Friday, December 08, 2017

Column As You See 'Em

Friday brings to mind an anniversary broadcast featuring one of my favorite artists at the peak of their legendary prime, captured on one of those fan-produced DVD packages that makes you wonder why they don't just take out the trash, put the folks that care in charge of the music industry, and be done with it already.
Today's half hour of sublime, exalted brilliance comes courtesy of a truly underrated artist people like me, who can't plug in an electric guitar without reaching for the delay pedal, think of as a bedrock pillar of our lives.
What makes Vini Reilly and The Durutti Column, his lifelong band and project, so unique and special is really the use of the guitar and, as in the finest Jazz, it really boils down to what isn't being played.
At the time he hit the scene in the late 1970s, so much of the guitar in popular music was amplified, electrified, distortofied and left your ears kinda fried. 
Vini Reilly's less-is-more, reflective, almost ambient approach to the instrument stood out like a shimmering, delicate leaf among the louder flora.
His opaque, spare lyrics added to the emphasis on subtlety and lend the music he made and continues to make an atmosphere of timelessness. 
At its best his whole aesthetic can consistently induce a state of meditative quietude in a world that often can sound a little bit like ten thousand fingernails on three thousand blackboards.
The thing is, it avoids the dentist's chair and stays out of the Muzak-attack, aural novocaine territory that often gets visited when the Fuzz Faces get unmarshalled and guitarists go for the subtler, less piercing tones in Rock music.
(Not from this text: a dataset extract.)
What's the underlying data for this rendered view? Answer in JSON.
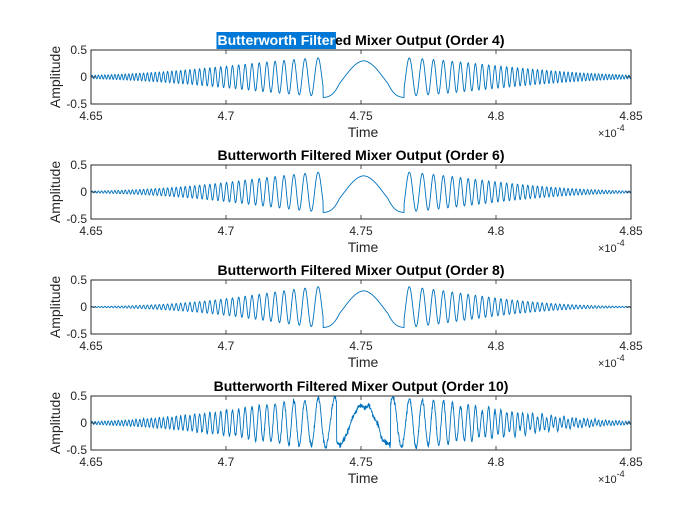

I'm thinking of the few that do it well and with consistent innovation and I get Mark Knopfler, Richard Thompson, and not too many others besides Vini Reilly.
This performance -- on the ridiculously tremendous Spanish TV music program La Edad De Oro -- dates from the time of The Durutti Column's initial run of seminal albums on Tony Wilson's well-chronicled Manchester, UK "Factory" label and was captured using a HiFi Betamax deck at the time of the original 1983 broadcast. 
It was then made into a PAL DVD -- part of a series the same fellow made of these shows from the mid-1980s -- that undeniably rival official releases in their video quality and packaging. I posted the Cabaret Voltaire one a while back and this one is just as magnificent in terms of how it's shot, the music and the way it's digitized.
The Durutti Column
"La Edad de Oro"
TVE Studios
Madrid, Spain
12.8.1983

01 Prayer
02 For Belgian Friends
03 A Little Mercy
04 Sketch For Summer
05 Self Portrait
06 The Missing Boy
plus a bonus interview with The Durutti Column
and an extra interview with and a performance clip of
Peter Murphy of Bauhaus from the same broadcast

Total time: 55:17

Vini Reilly - guitar + keyboards, vocals
Bruce Mitchell - drums
Maunagh Flemming - Cor Anglais

PAL DVD of a HiFi master Betamax capture of the original broadcast
1.46 GB PAL here
As noted, you can see this DVD also contains a bonus interview with all three of The Durutti Columnists and, even further, an interview with and a performance clip of Peter Murphy of Bauhaus fame, someone I will definitely get to someday in a post of his own, from the same 1983 broadcast.
I shall return in eight days with a truly incendiary concert and milestone birthday tribute to another obscenely underrated maestro of our mindscape, but for now you must get onto this vintage, glass bead glimpse into the wistful world of Vini Reilly and The Durutti Column, because the conventional music industry -- as rapidly fossilizing a dinosaur as anything to be found in the Museum of Natural History -- sure wouldn't know what it is or how to dig it out, dust it off and get it into the various brick-and-mortar and online museums to sell it to you.--J.